Almost everyone agrees that cheating on your partner is a terrible thing to do, but the unfortunate reality is that many people in committed relationships have affairs.
Discovering that someone you love has betrayed your trust can be devastating.
You may start to wonder whether your whole relationship has been built on deception.
It might feel as though you’ll never fall in love again.
If your partner has been unfaithful, you might also struggle to understand why – especially if your relationship seemed healthy and happy on the surface.
Contrary to popular belief, not everyone who has an affair has fallen out of love with their partner.
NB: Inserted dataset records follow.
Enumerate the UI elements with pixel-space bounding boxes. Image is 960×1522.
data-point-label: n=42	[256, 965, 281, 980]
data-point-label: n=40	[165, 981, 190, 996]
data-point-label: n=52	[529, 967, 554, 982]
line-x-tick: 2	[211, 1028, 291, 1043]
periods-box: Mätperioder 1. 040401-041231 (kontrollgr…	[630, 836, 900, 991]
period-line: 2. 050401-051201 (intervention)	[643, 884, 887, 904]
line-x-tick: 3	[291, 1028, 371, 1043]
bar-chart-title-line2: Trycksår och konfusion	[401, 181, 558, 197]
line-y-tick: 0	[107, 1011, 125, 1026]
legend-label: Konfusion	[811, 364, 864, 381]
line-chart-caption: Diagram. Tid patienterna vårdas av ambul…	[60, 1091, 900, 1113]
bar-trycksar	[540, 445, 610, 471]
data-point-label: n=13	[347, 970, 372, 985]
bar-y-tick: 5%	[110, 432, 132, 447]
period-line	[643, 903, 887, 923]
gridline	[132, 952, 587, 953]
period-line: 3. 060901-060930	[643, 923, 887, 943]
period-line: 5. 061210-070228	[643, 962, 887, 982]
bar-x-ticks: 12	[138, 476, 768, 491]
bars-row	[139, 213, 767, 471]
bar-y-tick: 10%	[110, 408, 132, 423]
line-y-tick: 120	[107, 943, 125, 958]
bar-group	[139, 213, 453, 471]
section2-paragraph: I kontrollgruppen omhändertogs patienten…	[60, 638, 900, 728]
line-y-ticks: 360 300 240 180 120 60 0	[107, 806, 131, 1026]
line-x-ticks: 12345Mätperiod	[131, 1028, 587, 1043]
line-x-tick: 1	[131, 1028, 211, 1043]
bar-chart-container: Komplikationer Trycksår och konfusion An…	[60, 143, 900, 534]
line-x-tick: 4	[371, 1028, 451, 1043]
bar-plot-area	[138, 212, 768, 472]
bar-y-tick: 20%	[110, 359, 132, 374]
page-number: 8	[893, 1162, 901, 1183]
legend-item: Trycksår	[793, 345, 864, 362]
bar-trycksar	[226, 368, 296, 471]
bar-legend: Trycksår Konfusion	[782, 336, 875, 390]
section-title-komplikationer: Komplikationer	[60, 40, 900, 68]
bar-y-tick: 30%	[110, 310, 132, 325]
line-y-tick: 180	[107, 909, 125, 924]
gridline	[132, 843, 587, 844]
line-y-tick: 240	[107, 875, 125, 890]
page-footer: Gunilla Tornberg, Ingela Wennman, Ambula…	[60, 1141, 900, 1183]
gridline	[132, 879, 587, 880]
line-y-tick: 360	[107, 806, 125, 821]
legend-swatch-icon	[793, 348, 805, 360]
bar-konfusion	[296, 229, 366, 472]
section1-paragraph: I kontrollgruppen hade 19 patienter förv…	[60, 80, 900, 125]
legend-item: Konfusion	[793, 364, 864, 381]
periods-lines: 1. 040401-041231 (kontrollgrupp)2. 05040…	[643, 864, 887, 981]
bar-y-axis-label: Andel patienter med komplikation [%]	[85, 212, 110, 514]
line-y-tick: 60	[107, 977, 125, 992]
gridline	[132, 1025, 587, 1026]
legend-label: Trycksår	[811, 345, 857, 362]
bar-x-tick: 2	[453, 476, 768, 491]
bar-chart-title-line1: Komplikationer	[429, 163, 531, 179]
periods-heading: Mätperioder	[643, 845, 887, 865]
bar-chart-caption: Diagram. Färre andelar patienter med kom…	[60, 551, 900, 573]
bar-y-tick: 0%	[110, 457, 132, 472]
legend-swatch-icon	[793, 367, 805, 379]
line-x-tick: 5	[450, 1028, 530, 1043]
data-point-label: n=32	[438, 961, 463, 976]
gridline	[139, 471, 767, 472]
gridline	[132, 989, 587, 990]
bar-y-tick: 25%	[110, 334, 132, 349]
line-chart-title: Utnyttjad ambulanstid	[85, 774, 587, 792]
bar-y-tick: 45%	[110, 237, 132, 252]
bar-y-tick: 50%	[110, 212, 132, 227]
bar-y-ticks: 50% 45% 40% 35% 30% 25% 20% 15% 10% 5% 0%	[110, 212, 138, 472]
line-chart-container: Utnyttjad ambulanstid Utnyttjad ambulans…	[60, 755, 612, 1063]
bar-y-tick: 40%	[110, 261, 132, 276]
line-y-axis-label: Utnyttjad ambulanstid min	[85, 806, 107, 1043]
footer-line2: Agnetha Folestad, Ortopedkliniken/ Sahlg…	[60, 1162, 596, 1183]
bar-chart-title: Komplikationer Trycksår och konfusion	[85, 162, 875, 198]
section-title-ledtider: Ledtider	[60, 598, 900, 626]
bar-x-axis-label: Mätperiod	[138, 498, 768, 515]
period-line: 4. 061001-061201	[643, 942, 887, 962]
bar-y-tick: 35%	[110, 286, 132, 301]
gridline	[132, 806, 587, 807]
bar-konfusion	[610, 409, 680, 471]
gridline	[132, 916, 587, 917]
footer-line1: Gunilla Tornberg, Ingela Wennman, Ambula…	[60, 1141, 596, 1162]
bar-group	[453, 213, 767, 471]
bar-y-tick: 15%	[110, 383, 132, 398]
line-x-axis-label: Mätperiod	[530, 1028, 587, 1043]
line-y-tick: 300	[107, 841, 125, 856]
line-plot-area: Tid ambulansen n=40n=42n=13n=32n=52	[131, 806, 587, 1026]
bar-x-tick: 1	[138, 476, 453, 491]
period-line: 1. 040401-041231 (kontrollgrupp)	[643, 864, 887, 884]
Infidelity is a complicated topic, and no two affairs are exactly alike.
So, why do people cheat on their partners?
Here are five reasons:
1. They want to take a break from the pressures and responsibilities of everyday life:
Falling in love with someone can be an absorbing, life-changing experience.
Some people use the feelings that accompany a passionate affair as an escape from the daily grind.
They may love their partner, home, job, and family, but long for some excitement.
Having an affair can be an unhealthy yet effective way to spice things up.
Instead of working to make their life better, they look to someone else to give them a temporary boost.
2. Having an affair makes them feel young again:
Although people of all ages can be attractive, it’s natural to lament the passing of time.
Both men and women often start to feel self-conscious about aging – this is what the famous “mid-life crisis” is all about.
In a bid to turn back the clock and reassure themselves that they are still handsome or beautiful, some people look for romantic attention from new sources.
Having an affair can also feel reckless and dangerous, which in turn may remind someone of how it felt to be young and adventurous.
3. They feel disconnected from their partner:
Someone who doesn’t feel as though they are on the same emotional wavelength as their partner is more likely to start looking for intimacy outside of their relationship.
This kind of scenario often arises following a major life change.
For instance, some couples find that they grow apart when one person takes on a high-stress job that leaves them working long hours.
Their partner may come to feel lonely, which in turn can lead them to seek solace in someone else.
4. They feel physically neglected by their partner:
For most people, a healthy sex life is an important component of their relationship.
If the quality of sex declines, or the relationship becomes sexless, they might try to get their needs met elsewhere.
According to popular stereotypes, men are more likely to cheat on their partners because they want more sex, whereas women cheat when they feel as though their partners are not showing them enough emotional support.
In reality, both sexes often look for a mix of emotional and physical satisfaction when they have an affair.
5. They simply aren’t wired to be faithful:
Some people are serial adulterers. Even when they claim to be happy in their current relationship, they still have affairs.
This pattern may be associated with sex or love addiction.
They may also have problems forming normal, healthy attachments to partners.
Alternatively, they might be narcissistic or sociopathic – willing to enter into a relationship for benefits such as financial security, yet happy to exploit their partner’s trust and have affair partners on the side.
Open relationships have become increasingly accepted and popular in recent years.
This might mean that the number of people who have affairs will drop, because they will simply have open relationships instead of trying to stay in a monogamous arrangement that does not suit their personality or needs.
Always remember that your partner did not have to cheat.
You did not make that decision – it was their choice to look for sex, love, or both with someone else.
If they were unhappy, they could have ended the relationship rather than have an affair.
Never blame yourself for your partner’s bad decisions.
They do not have the right to forgiveness.
Whatever the underlying cause, affairs cause emotional trauma and destroy relationships.
If your partner has been unfaithful, you may never be able to trust them again.
Only you can decide whether you want to attempt to rebuild the relationship.
However, understanding why they chose to stray in the first place can at least help you make sense of their actions.